Fourth-grader Sarah Meadows played the talking drum, explaining later that it is an instrument originally from Africa that slaves used to send messages to one another.
“Everybody got an instrument,” Sarah said of the experience with Wheeler. “Everybody got to sing.”
Wheeler worked with the group of fourth- and fifth-graders Tuesday through Friday for just less than an hour each day. The rest of his time was spent talking to other classes and incorporating the blues into all facets of education, including art and social studies.
“I try to make education programs very holistic,” Wheeler said.

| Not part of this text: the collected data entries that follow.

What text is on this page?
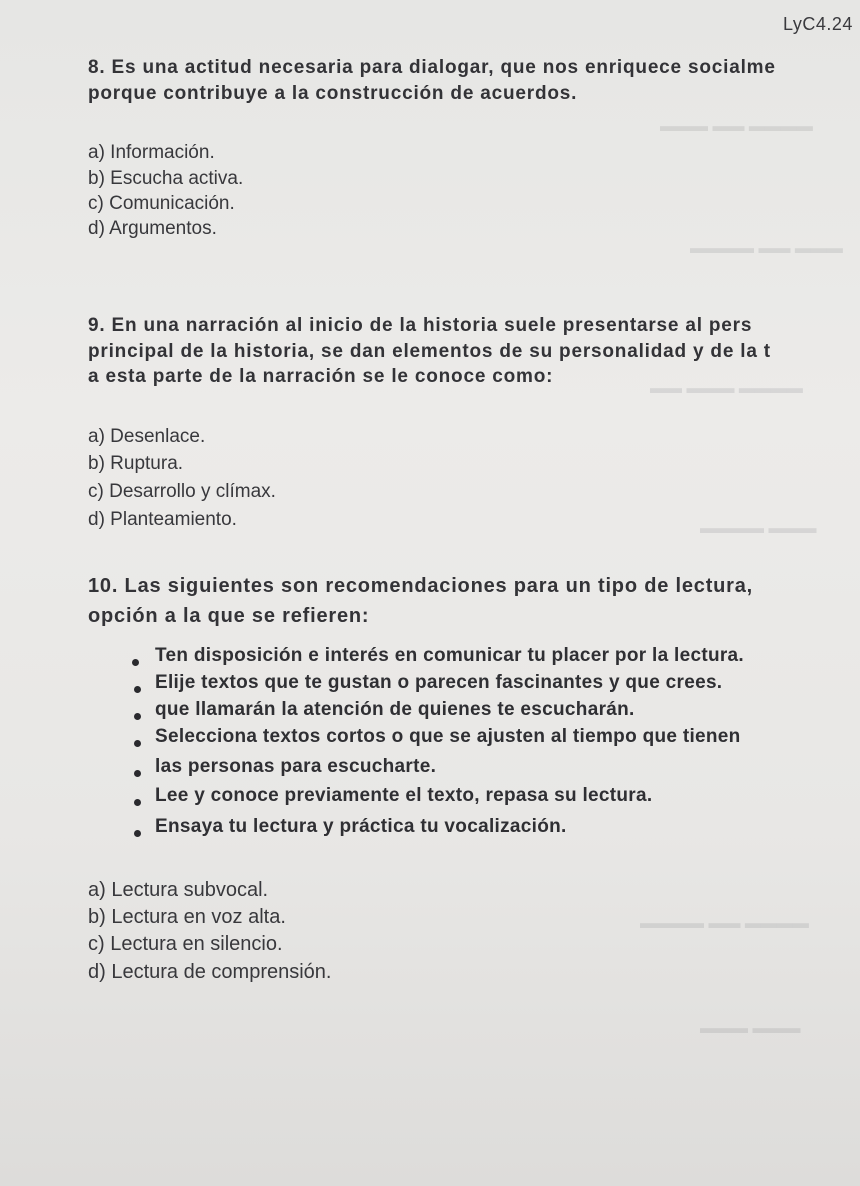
▬▬▬▬ ▬▬ ▬▬▬
▬▬▬ ▬▬ ▬▬▬▬
▬▬▬▬ ▬▬▬ ▬▬
▬▬▬ ▬▬▬▬
▬▬▬▬ ▬▬ ▬▬▬▬
▬▬▬ ▬▬▬
LyC4.24
8. Es una actitud necesaria para dialogar, que nos enriquece socialme
porque contribuye a la construcción de acuerdos.
a) Información.
b) Escucha activa.
c) Comunicación.
d) Argumentos.
9. En una narración al inicio de la historia suele presentarse al pers
principal de la historia, se dan elementos de su personalidad y de la t
a esta parte de la narración se le conoce como:
a) Desenlace.
b) Ruptura.
c) Desarrollo y clímax.
d) Planteamiento.
10. Las siguientes son recomendaciones para un tipo de lectura,
opción a la que se refieren:
Ten disposición e interés en comunicar tu placer por la lectura.
Elije textos que te gustan o parecen fascinantes y que crees.
que llamarán la atención de quienes te escucharán.
Selecciona textos cortos o que se ajusten al tiempo que tienen
las personas para escucharte.
Lee y conoce previamente el texto, repasa su lectura.
Ensaya tu lectura y práctica tu vocalización.
a) Lectura subvocal.
b) Lectura en voz alta.
c) Lectura en silencio.
d) Lectura de comprensión.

Pam Sisson, the music teacher at Grant, worked closely with Wheeler and the students all week in preparation, and she didn’t hesitate to show her enthusiasm for the performance after the show.
“Fabulous!” Sisson said. “We want him back. It created a real community, as we know music always does.”
To the crowd of the students’ families, friends and teachers, Wheeler was introduced as having worked with more than 170,000 students in cities including Kansas City, Nashville and New Orleans. But, at Thursday’s rehearsal, he said he knew right away what made this group special. “They have a tremendous amount of team spirit,” he said.
Right after the performance, guitar in hand as he signed autographs and advised parents and kids, Wheeler said that every day during the residency, he had the Grant students repeating the one lesson he sees as most important: “We can learn just as much from music as about music.”